Depuis 2022, Anastasiia Mikusevych, violoniste ukrainienne réfugiée en France, anime chaque été le port de Saint-Tropez. Elle s'y produit régulièrement sur le quai Gabriel-Péri, où elle joue pour les passants, mais aussi dans les hôtels, restaurants et événements privés.
Un premier contact avec Saint-Tropez
Anastasiia Mikusevych, 35 ans, est arrivée à Saint-Tropez en 2022 avec sa mère et ses deux fils, fuyant la guerre en Ukraine. « J'ai commencé dans la rue car je suis venue sans argent et j'avais besoin de nourrir ma famille », témoigne-t-elle. Elle a choisi la France en précipitation, rêvant d'amener ses enfants à la mer. « J'ai pris ma voiture, mes deux violons et mes enfants. Je ne savais pas vraiment où aller, mais je rêvais de les amener à la mer. Je me suis alors demandé où elle était la plus belle », se souvient-elle. La Méditerranée s'est imposée.
Après un premier temps à Fréjus, elle y rencontre l'ancien maire de Ramatuelle, Roland Bruno, lors d'une prestation. « Ça lui a plu, et il m'a invitée à jouer pour un festival. Il m'a aussi proposé un hébergement appartenant à la ville », raconte l'Ukrainienne. Ce nouveau départ a été difficile pour ses enfants : « J'ai inscrit le plus jeune à l'école, et l'aîné au collège de Saint-Tropez. Pour eux, ça a été très dur. Ils n'avaient pas beaucoup d'amis, se sentaient seuls. Ils m'ont dit qu'ils préféraient vivre sous les bombes plutôt qu'ici. »
Un retour à Kiev, mais des étés à Saint-Tropez
Au bout d'un an, Anastasiia est retournée vivre à Kiev auprès de son mari, mais elle n'a pas abandonné Saint-Tropez. « En une année, les demandes se sont multipliées et je me suis créé tout un réseau, confie la violoniste. Je reviens donc chaque été pour travailler. C'est déjà le cinquième ! » Elle loge depuis trois saisons à Cogolin et continue de jouer sur le port de Saint-Tropez sur son temps libre, où elle se sent bien : « Presque partout, je me sens comme un chien quand je joue dehors, sauf ici.
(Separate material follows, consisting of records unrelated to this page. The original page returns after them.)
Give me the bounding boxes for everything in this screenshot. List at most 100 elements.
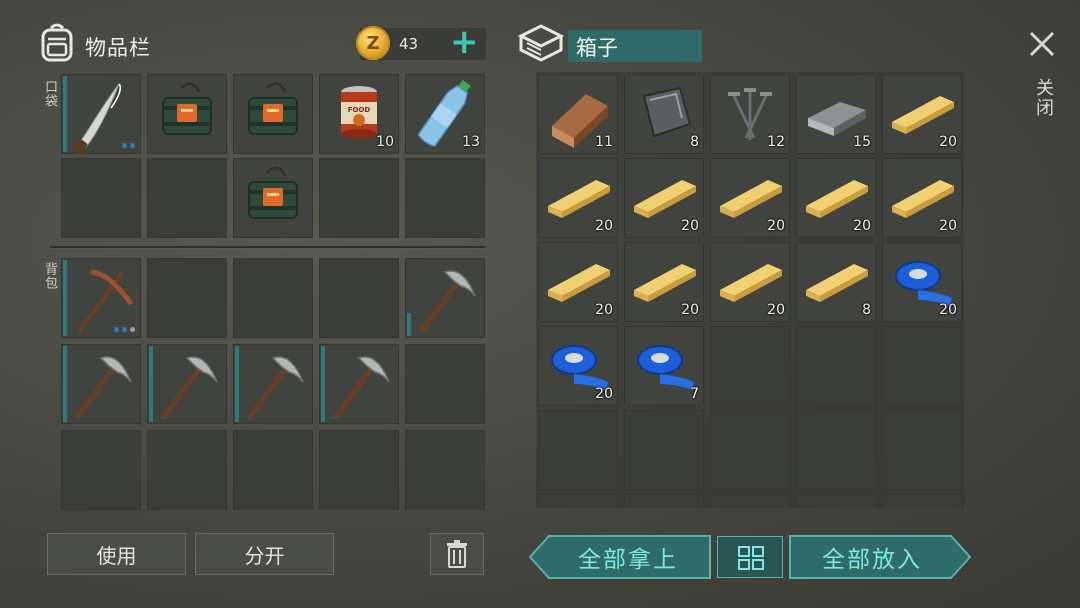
- box.slots-slot-blue-tape[interactable]: 20: [882, 242, 962, 322]
- trash-button[interactable]: [430, 533, 484, 575]
- box.slots-slot-plank[interactable]: 20: [538, 242, 618, 322]
- inventory.pocket_slots-slot-empty[interactable]: [319, 158, 399, 238]
- box.slots-slot-empty[interactable]: [624, 410, 704, 490]
- durability-bar: [63, 260, 67, 336]
- item-count: 20: [767, 218, 785, 234]
- inventory.pocket_slots-slot-empty[interactable]: [147, 158, 227, 238]
- inventory.pocket_slots-slot-machete[interactable]: [61, 74, 141, 154]
- item-count: 13: [462, 134, 480, 150]
- item-count: 20: [853, 218, 871, 234]
- box.slots-slot-nails[interactable]: 12: [710, 74, 790, 154]
- durability-bar: [149, 346, 153, 422]
- inventory.backpack_slots-slot-empty[interactable]: [405, 430, 485, 510]
- durability-bar: [235, 346, 239, 422]
- inventory-header: 物品栏 Z 43 +: [36, 20, 496, 70]
- box.slots-slot-empty[interactable]: [538, 410, 618, 490]
- copper-pickaxe-icon: [77, 269, 134, 334]
- box.slots-slot-blue-tape[interactable]: 7: [624, 326, 704, 406]
- split-button-label: 分开: [244, 543, 285, 568]
- split-button[interactable]: 分开: [195, 533, 334, 575]
- attachment-dots: [114, 327, 135, 332]
- use-button[interactable]: 使用: [47, 533, 186, 575]
- box.slots-slot-plank[interactable]: 20: [710, 158, 790, 238]
- box.slots-slot-empty[interactable]: [710, 410, 790, 490]
- box.slots-slot-plank[interactable]: 20: [882, 74, 962, 154]
- trash-icon: [447, 540, 467, 568]
- inventory.backpack_slots-slot-copper-pickaxe[interactable]: [61, 258, 141, 338]
- box.slots-slot-empty[interactable]: [796, 410, 876, 490]
- backpack-icon: [41, 23, 73, 62]
- box.slots-slot-empty[interactable]: [882, 410, 962, 490]
- inventory.backpack_slots-slot-stone-pickaxe[interactable]: [61, 344, 141, 424]
- close-button[interactable]: 关闭: [1020, 26, 1064, 126]
- box.slots-slot-plank[interactable]: 20: [538, 158, 618, 238]
- box.slots-slot-empty[interactable]: [710, 326, 790, 406]
- box-name-field[interactable]: 箱子: [568, 30, 702, 62]
- item-count: 12: [767, 134, 785, 150]
- item-count: 8: [862, 302, 871, 318]
- box.slots-slot-empty[interactable]: [882, 326, 962, 406]
- sort-button[interactable]: [717, 536, 783, 578]
- sort-grid-icon: [738, 546, 764, 570]
- inventory.pocket_slots-slot-dynamite-bundle[interactable]: [233, 158, 313, 238]
- box.slots-slot-plank[interactable]: 20: [624, 242, 704, 322]
- dynamite-bundle-icon: [162, 82, 212, 135]
- durability-bar: [407, 313, 411, 336]
- add-coins-button[interactable]: +: [450, 22, 479, 62]
- box.slots-slot-plank[interactable]: 20: [710, 242, 790, 322]
- inventory.backpack_slots-slot-stone-pickaxe[interactable]: [319, 344, 399, 424]
- inventory.backpack_slots-slot-stone-pickaxe[interactable]: [147, 344, 227, 424]
- dynamite-bundle-icon: [248, 166, 298, 219]
- box.slots-slot-log[interactable]: 11: [538, 74, 618, 154]
- inventory.pocket_slots-slot-dynamite-bundle[interactable]: [233, 74, 313, 154]
- box.slots-slot-plank[interactable]: 20: [624, 158, 704, 238]
- close-icon: [1029, 31, 1055, 57]
- inventory.backpack_slots-slot-empty[interactable]: [233, 258, 313, 338]
- inventory.backpack_slots-slot-stone-pickaxe[interactable]: [405, 258, 485, 338]
- box.slots-slot-metal-scrap[interactable]: 8: [624, 74, 704, 154]
- box.slots-slot-iron-bar[interactable]: 15: [796, 74, 876, 154]
- inventory.backpack_slots-slot-empty[interactable]: [405, 344, 485, 424]
- inventory.backpack_slots-slot-empty[interactable]: [233, 430, 313, 510]
- item-count: 10: [376, 134, 394, 150]
- box.slots-slot-empty[interactable]: [796, 326, 876, 406]
- box.slots-slot-empty[interactable]: [796, 494, 876, 508]
- inventory.pocket_slots-slot-empty[interactable]: [61, 158, 141, 238]
- inventory.backpack_slots-slot-stone-pickaxe[interactable]: [233, 344, 313, 424]
- durability-bar: [63, 76, 67, 152]
- box.slots-slot-plank[interactable]: 20: [796, 158, 876, 238]
- box.slots-slot-plank[interactable]: 8: [796, 242, 876, 322]
- inventory.backpack_slots-slot-empty[interactable]: [147, 258, 227, 338]
- stone-pickaxe-icon: [74, 356, 132, 420]
- inventory.pocket_slots-slot-empty[interactable]: [405, 158, 485, 238]
- svg-text:FOOD: FOOD: [348, 106, 371, 114]
- box.slots-slot-empty[interactable]: [710, 494, 790, 508]
- item-count: 20: [595, 218, 613, 234]
- pocket-backpack-divider: [50, 246, 485, 248]
- stone-pickaxe-icon: [332, 356, 390, 420]
- box.slots-slot-empty[interactable]: [624, 494, 704, 508]
- box.slots-slot-blue-tape[interactable]: 20: [538, 326, 618, 406]
- attachment-dots: [122, 143, 135, 148]
- stone-pickaxe-icon: [418, 270, 476, 334]
- stone-pickaxe-icon: [160, 356, 218, 420]
- machete-icon: [72, 83, 122, 154]
- pockets-label: 口袋: [42, 80, 57, 108]
- inventory.backpack_slots-slot-empty[interactable]: [319, 430, 399, 510]
- close-label: 关闭: [1033, 78, 1054, 118]
- box.slots-slot-plank[interactable]: 20: [882, 158, 962, 238]
- inventory.pocket_slots-slot-water-bottle[interactable]: 13: [405, 74, 485, 154]
- inventory.backpack_slots-slot-empty[interactable]: [147, 430, 227, 510]
- inventory.backpack_slots-slot-empty[interactable]: [61, 430, 141, 510]
- inventory.backpack_slots-slot-empty[interactable]: [319, 258, 399, 338]
- item-count: 8: [690, 134, 699, 150]
- box.slots-slot-empty[interactable]: [882, 494, 962, 508]
- coin-icon: Z: [356, 26, 390, 60]
- inventory.pocket_slots-slot-dynamite-bundle[interactable]: [147, 74, 227, 154]
- inventory.pocket_slots-slot-food-can[interactable]: FOOD 10: [319, 74, 399, 154]
- durability-bar: [321, 346, 325, 422]
- item-count: 20: [939, 134, 957, 150]
- inventory-title: 物品栏: [85, 36, 151, 60]
- item-count: 20: [681, 218, 699, 234]
- box.slots-slot-empty[interactable]: [538, 494, 618, 508]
Je n'ai pas choisi Saint-Tropez, c'est Saint-Tropez qui m'a choisie... Les habitants ont demandé aux policiers de me laisser jouer. Maintenant, ils me connaissent bien ! »
Une vie entre deux pays
Son activité saisonnière lui permet de vivre le reste de l'année à Kiev, mais elle se produit aussi à l'étranger. « C'est compliqué parce qu'à cause des bombardements, il faut prendre le bus ou le train pour voyager ensuite depuis la Pologne, note-t-elle. On fait cinq jours de trajet en moyenne, pour une seule prestation. » Un rythme de vie effréné devenu normal en temps de guerre. « Physiquement c'est dur, mais on a la chance d'être encore en vie. Nos voisins ont été mortellement touchés. Dans ma rue, il y a des bombardements toutes les nuits, témoigne-t-elle. Mes enfants n'ont pas peur. Moi, je fais des crises de panique dès que ça reprend. »
La musique est son échappatoire : « Je ne changerais pour rien au monde, je ferais une dépression ! » Pourtant, la musique n'a pas été un choix : « Ma mère et ma grand-mère ont toutes deux baigné dedans, et m'ont inscrite dans une école spécialisée dès l'âge de six ans. » Talentueuse et dotée de l'oreille absolue, elle a commencé par la musique classique avant de se diversifier dans la pop. Elle a joué dans des grands ensembles ukrainiens comme l'orchestre de l'Armée de force, et se produit désormais entre l'Ukraine et le sud de la France. Anastasiia Mikusevych continuera de valser entre son pays d'origine et sa terre d'adoption.